Un zelante cooperatore di Fabrizio Ruffo nell’opera conquistatrice del reame fu Michele Pezza, alias “Fra’ Diavolo”, colonnello e duca di Cassano allo Ionio. A Napoli il legittimista borbonico combatté contro il generale Francesco Bassetti, a Capodichino, sconfiggendolo e ferendolo. Nella capitale Michele partecipò a tutti i combattimenti occupando le fortificazioni di Castelnuovo e di Castel dell’Ovo, dove si trovavano 40.000 fucili. Galvanizzati dal suo coraggio e dal suo selvaggio ardore, gli insorti, in seguito, ingrossarono le sue fila. Il Pezza, a Napoli, dette grandi prove di valore reagendo contro l’idea di conquista e di sopraffazione e contro le speciose ideologie, che, con l’Illuminismo, si erano propagate in tutta Europa.

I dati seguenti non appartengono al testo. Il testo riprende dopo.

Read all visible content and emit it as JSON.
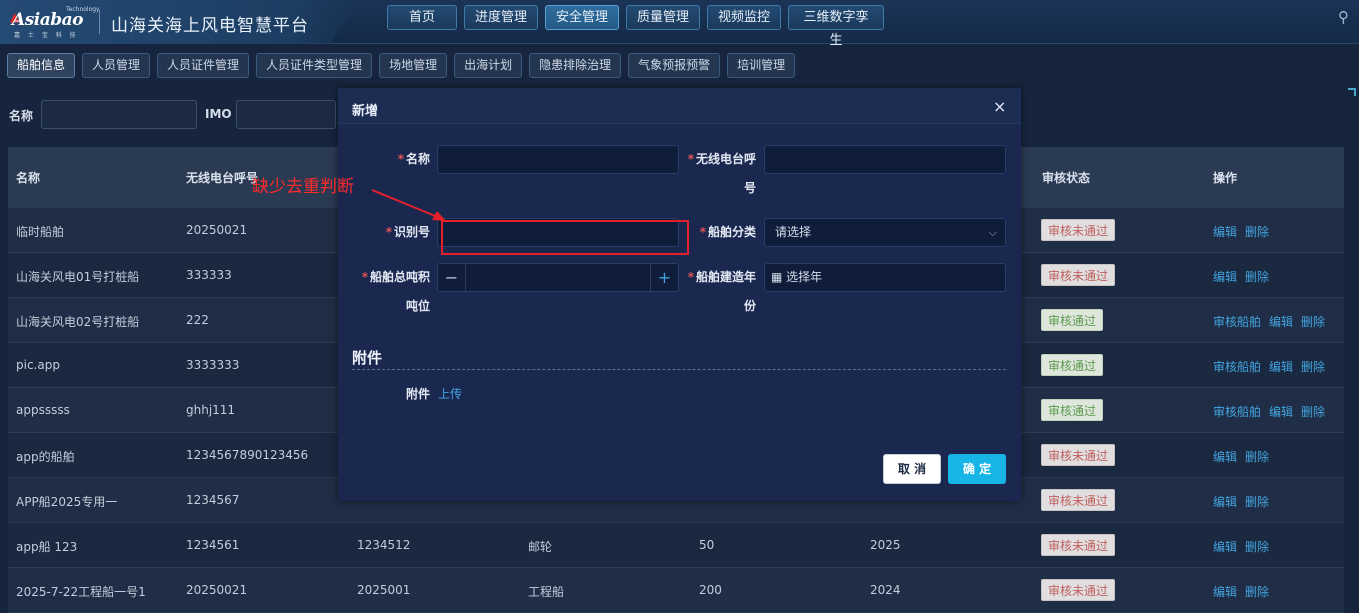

L’itrano fu un uomo infamato, screditato, fatto passare da ribaldo, da volgare grassatore, da sanguinario rapinatore. In realtà, egli non era altro che un grande partigiano, un guerrigliero che lottava, con tutte le forze, per la propria terra, il Sud d’Italia, fedele ai principii della Monarchia teocratica, alla Santa Vergine, devoto all’altare.Un personaggio che ha lasciato un segno indelebile nella fantasia storica. Pochi personaggi hanno fatto breccia nell’immaginario collettivo come “Fra’ Diavolo”. La leggenda che accompagna le sue imprese è legata a quello strano soprannome di battaglia, che suonò come un incubo alle orecchie dei fantaccini francesi inviati fra le montagne impervie del Meridione d’Italia, tra la fine del Settecento e i primi anni dell’Ottocento. Michele fu un patriota, una sorta di eroe nazionale, cui viene riconosciuta una grandezza e una legittimità della resistenza alla conquista e alla sottomissione, venute con le baionette. La democrazia non si esporta con i cannoni e i fucili.
Il leggendario ribelle, dal cuore generoso e nobile, sempre pronto (ne aveva fornito mille prove) ad osare tutto per il trono e per la Chiesa, era legato, in maniera inscindibile, alla cultura del proprio Paese, con un profondo amore per il focolare domestico, quello dei padri, reso sacro dalle tombe ancestrali. Egli accettava, con profondo rispetto, le decisioni delle “autorità secolari”, che conservavano il genio della stirpe. La religione gli imponeva l’obbligo di osservare regole morali. Per il Pezza la patria non era soltanto una parola vuota di significato; la patria voleva dire tre cose: il suolo, gli abitanti e la religione, trasmessa di generazione in generazione.